Um nicht den Anschluss an moderne Überwachungstechnologien zu verlieren, ist die Bundesregierung schon vor zwei Jahren tätig geworden und hat eine eigene „Hackerbehörde“ gegründet: die Zentrale Stelle für Informationstechnik im Sicherheitsbereich (Zitis) in München. Ihre Aufgabe: Verschlüsselungstechnologien knacken und Cyberwerkzeuge für die Polizei und den Verfassungsschutz entwickeln.

Vor einem Jahr sprach der Chef der Behörde, Wilfried Karl, ganz offen darüber, wie sich verschlüsselte Chatnachrichten von Straftätern auslesen lassen. Etwa, indem die Bürger gezwungen werden, ihre Passwörter für Verschlüsselungen zu hinterlegen. Oder, indem Hintertüren in IT-Systeme eingebaut werden. Beides sei aber „nicht Teil der deutschen Kryptopolitik“, betonte Karl seinerzeit.
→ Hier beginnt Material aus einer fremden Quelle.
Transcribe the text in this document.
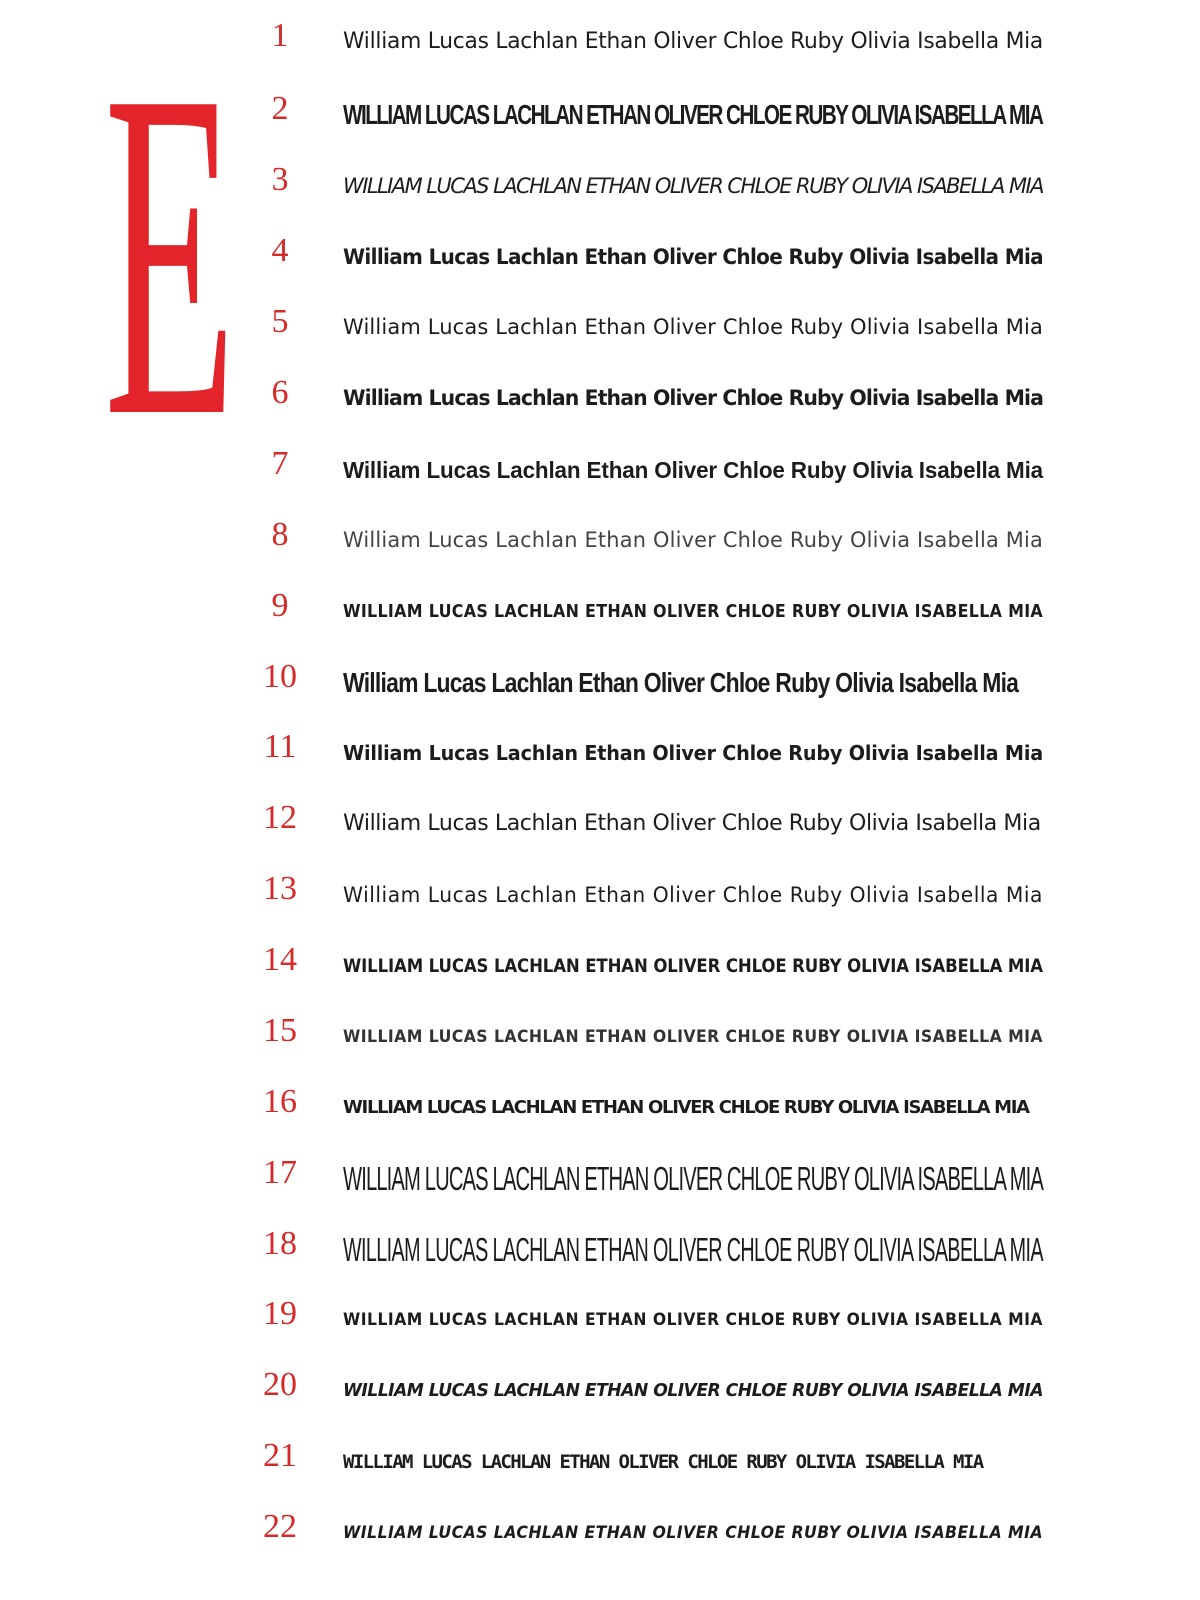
E	1	William Lucas Lachlan Ethan Oliver Chloe Ruby Olivia Isabella Mia
2	WILLIAM LUCAS LACHLAN ETHAN OLIVER CHLOE RUBY OLIVIA ISABELLA MIA
3	WILLIAM LUCAS LACHLAN ETHAN OLIVER CHLOE RUBY OLIVIA ISABELLA MIA
4	William Lucas Lachlan Ethan Oliver Chloe Ruby Olivia Isabella Mia
5	William Lucas Lachlan Ethan Oliver Chloe Ruby Olivia Isabella Mia
6	William Lucas Lachlan Ethan Oliver Chloe Ruby Olivia Isabella Mia
7	William Lucas Lachlan Ethan Oliver Chloe Ruby Olivia Isabella Mia
8	William Lucas Lachlan Ethan Oliver Chloe Ruby Olivia Isabella Mia
9	WILLIAM LUCAS LACHLAN ETHAN OLIVER CHLOE RUBY OLIVIA ISABELLA MIA
10	William Lucas Lachlan Ethan Oliver Chloe Ruby Olivia Isabella Mia
11	William Lucas Lachlan Ethan Oliver Chloe Ruby Olivia Isabella Mia
12	William Lucas Lachlan Ethan Oliver Chloe Ruby Olivia Isabella Mia
13	William Lucas Lachlan Ethan Oliver Chloe Ruby Olivia Isabella Mia
14	WILLIAM LUCAS LACHLAN ETHAN OLIVER CHLOE RUBY OLIVIA ISABELLA MIA
15	WILLIAM LUCAS LACHLAN ETHAN OLIVER CHLOE RUBY OLIVIA ISABELLA MIA
16	WILLIAM LUCAS LACHLAN ETHAN OLIVER CHLOE RUBY OLIVIA ISABELLA MIA
17	WILLIAM LUCAS LACHLAN ETHAN OLIVER CHLOE RUBY OLIVIA ISABELLA MIA
18	WILLIAM LUCAS LACHLAN ETHAN OLIVER CHLOE RUBY OLIVIA ISABELLA MIA
19	WILLIAM LUCAS LACHLAN ETHAN OLIVER CHLOE RUBY OLIVIA ISABELLA MIA
20	WILLIAM LUCAS LACHLAN ETHAN OLIVER CHLOE RUBY OLIVIA ISABELLA MIA
21	WILLIAM LUCAS LACHLAN ETHAN OLIVER CHLOE RUBY OLIVIA ISABELLA MIA
22	WILLIAM LUCAS LACHLAN ETHAN OLIVER CHLOE RUBY OLIVIA ISABELLA MIA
„Zur Sache geht es dann in Chats, die uns oft verborgen bleiben“

Der Grünen-Innenpolitiker von Notz traut solchen Aussagen nicht. „Jeder auch nur halbwegs mit der Materie vertraute Mensch weiß: Es gibt längst Möglichkeiten, auch auf verschlüsselte Kommunikationen zuzugreifen“, sagte von Notz. Von dieser Möglichkeit werde immer wieder Gebrauch gemacht. „Generelle Hintertüren, wie wir sie sonst nur aus totalitären Staaten kennen, lehnen wir auch vor diesem Hintergrund entschieden ab“, betonte der Grünen-Politiker. Nötig sei daher „sehr viel mehr und bessere Verschlüsselung – und ganz bestimmt nicht weniger“. „Dass der Bundesinnen- und Verfassungsminister die Bedeutung eines effektiven Grundrechtsschutzes im Digitalen bis heute nicht verstanden hat, ist wirklich bitter“, so von Notz.

Auch der CDU-Politiker Jarzombek warnte vor den Risiken etwaiger Hintertüren in Hard- und Software. „Gerade Hacker und Geheimdienste anderer Nationen wären die ersten, die solche Lücken ausnutzen, um gezielt Technologie abzusaugen“, sagte der Bundestagsabgeordnete. Der SPD-Politiker Zimmermann ergänzte: „Bewusst eingebaute Hintertüren würden früher oder später Angreifern leichtes Spiel bieten.“ Statt immer neuer „Überwachungsfantasien“ brauche es daher mehr gut ausgebildetes Personal, klare Zuständigkeiten und bessere Absprechen zwischen den Behörden.

Deutschlands oberster Verfassungsschützer pocht indes auf ein rasches Handeln. Am klassischen Telefon überwache der Verfassungsschutz „oberflächliches Geplänkel“, sagte Haldenwang. „Zur Sache geht es dann in Chats, die uns oft verborgen bleiben.“ Seine Behörde mache die Erfahrung, „dass unser Gegenüber unsere blinden Stellen ausnutzt“.

Möglicherweise ändert sich das schon bald. Geht es nach dem Innenministerium sollen die neuen Verpflichtungen bis Ende des Jahres auf den Weg gebracht werden.